Undo’s products are UndoDB and Live Recorder. Live Recorder is a "software-implemented" trace debugging technology that simplifies porting code from alternative hardware architectures, the company said, The tools are particular applicable to working on Linux and Android systems.
Live Recorder captures everything a program has done, as it runs, including every memory access and every instruction executed, but does so in a compressed and efficient way, the company claims. The resulting record file can then be sent back from the customer to the developer, where it is run through UndoDB, a reversible debugger for Linux and Android.

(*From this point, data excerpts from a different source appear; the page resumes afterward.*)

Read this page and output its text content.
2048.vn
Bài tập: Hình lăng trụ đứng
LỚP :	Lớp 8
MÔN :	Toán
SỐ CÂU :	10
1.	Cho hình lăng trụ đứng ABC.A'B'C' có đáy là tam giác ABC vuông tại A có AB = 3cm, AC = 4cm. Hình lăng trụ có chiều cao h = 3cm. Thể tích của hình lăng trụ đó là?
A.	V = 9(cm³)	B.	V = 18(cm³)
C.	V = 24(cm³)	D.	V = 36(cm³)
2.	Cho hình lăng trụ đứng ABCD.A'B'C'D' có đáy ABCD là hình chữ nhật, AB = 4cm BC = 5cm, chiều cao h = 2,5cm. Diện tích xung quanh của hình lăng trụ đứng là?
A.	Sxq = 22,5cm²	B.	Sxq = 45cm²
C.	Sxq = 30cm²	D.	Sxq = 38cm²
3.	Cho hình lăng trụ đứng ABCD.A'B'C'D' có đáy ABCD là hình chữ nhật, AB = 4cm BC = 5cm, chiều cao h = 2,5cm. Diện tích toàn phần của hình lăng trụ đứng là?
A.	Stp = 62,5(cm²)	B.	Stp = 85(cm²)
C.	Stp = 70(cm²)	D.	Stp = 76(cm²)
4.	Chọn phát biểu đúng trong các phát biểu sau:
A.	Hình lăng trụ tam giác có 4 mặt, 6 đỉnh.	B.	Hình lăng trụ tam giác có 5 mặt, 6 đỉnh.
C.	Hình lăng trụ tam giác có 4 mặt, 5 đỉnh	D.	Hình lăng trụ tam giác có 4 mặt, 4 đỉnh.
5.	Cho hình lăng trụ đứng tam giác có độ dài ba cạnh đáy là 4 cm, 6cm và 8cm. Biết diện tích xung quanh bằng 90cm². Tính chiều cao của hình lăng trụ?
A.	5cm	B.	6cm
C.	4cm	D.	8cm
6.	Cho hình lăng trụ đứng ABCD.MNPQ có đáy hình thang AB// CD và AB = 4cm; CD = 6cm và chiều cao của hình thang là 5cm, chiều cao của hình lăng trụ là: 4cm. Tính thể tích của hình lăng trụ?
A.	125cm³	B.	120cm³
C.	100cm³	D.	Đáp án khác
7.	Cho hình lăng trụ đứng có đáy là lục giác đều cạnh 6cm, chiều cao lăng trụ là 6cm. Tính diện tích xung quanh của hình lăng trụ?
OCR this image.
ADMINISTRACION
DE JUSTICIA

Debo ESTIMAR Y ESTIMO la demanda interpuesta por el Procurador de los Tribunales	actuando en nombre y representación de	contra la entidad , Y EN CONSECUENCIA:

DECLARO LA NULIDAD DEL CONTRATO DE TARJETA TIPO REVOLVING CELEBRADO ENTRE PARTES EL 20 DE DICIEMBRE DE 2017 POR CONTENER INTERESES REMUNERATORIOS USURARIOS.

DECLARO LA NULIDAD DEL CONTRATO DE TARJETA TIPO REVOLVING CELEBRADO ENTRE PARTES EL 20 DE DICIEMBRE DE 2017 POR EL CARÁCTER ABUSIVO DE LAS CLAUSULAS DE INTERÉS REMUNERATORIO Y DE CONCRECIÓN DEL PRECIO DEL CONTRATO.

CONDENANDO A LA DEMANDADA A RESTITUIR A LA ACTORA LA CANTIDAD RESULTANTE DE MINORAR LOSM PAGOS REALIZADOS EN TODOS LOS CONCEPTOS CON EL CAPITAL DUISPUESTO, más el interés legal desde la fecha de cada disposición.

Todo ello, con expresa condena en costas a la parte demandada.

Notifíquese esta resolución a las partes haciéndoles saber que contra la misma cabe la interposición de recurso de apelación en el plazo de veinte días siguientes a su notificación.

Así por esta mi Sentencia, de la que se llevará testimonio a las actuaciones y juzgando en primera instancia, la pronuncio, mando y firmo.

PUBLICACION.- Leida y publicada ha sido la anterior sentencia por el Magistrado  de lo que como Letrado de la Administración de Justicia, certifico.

UndoDB can be used in conjunction with GDB, ARM DS-5 or Lauterbach’s TRACE32. It enables developers to run and step their programs backwards, as well as forwards in time, allowing them to fix bugs much more quickly.
"Thanks to our partnership with ARM, developers are now able to move code more easily to the ARMv8-A architecture, paving the way for even more high quality software to be available within the ecosystem," said Greg Law, CEO and co-founder of Undo, in a statement.
The company was founded in June 2005 Law and Julian Smith, who is CTO. The company has received funding from angels Peter Harverson, an experienced EDA executive; Robert Swann, a founder of Alphamosaic (acquired by Broadcom); and Jaan Tallinn, co-founder of Skype. The company is said to have raised about $3.25 million since its formation.
Live Recorder and UndoDB already support ARM 32-bit architectures, including the ARMv5, ARMv6 and ARMv7 processor families and 64-bit ARM versions of Live Recorder and UndoDB are being shipped now and will be generally available in 1Q16 and thereafter.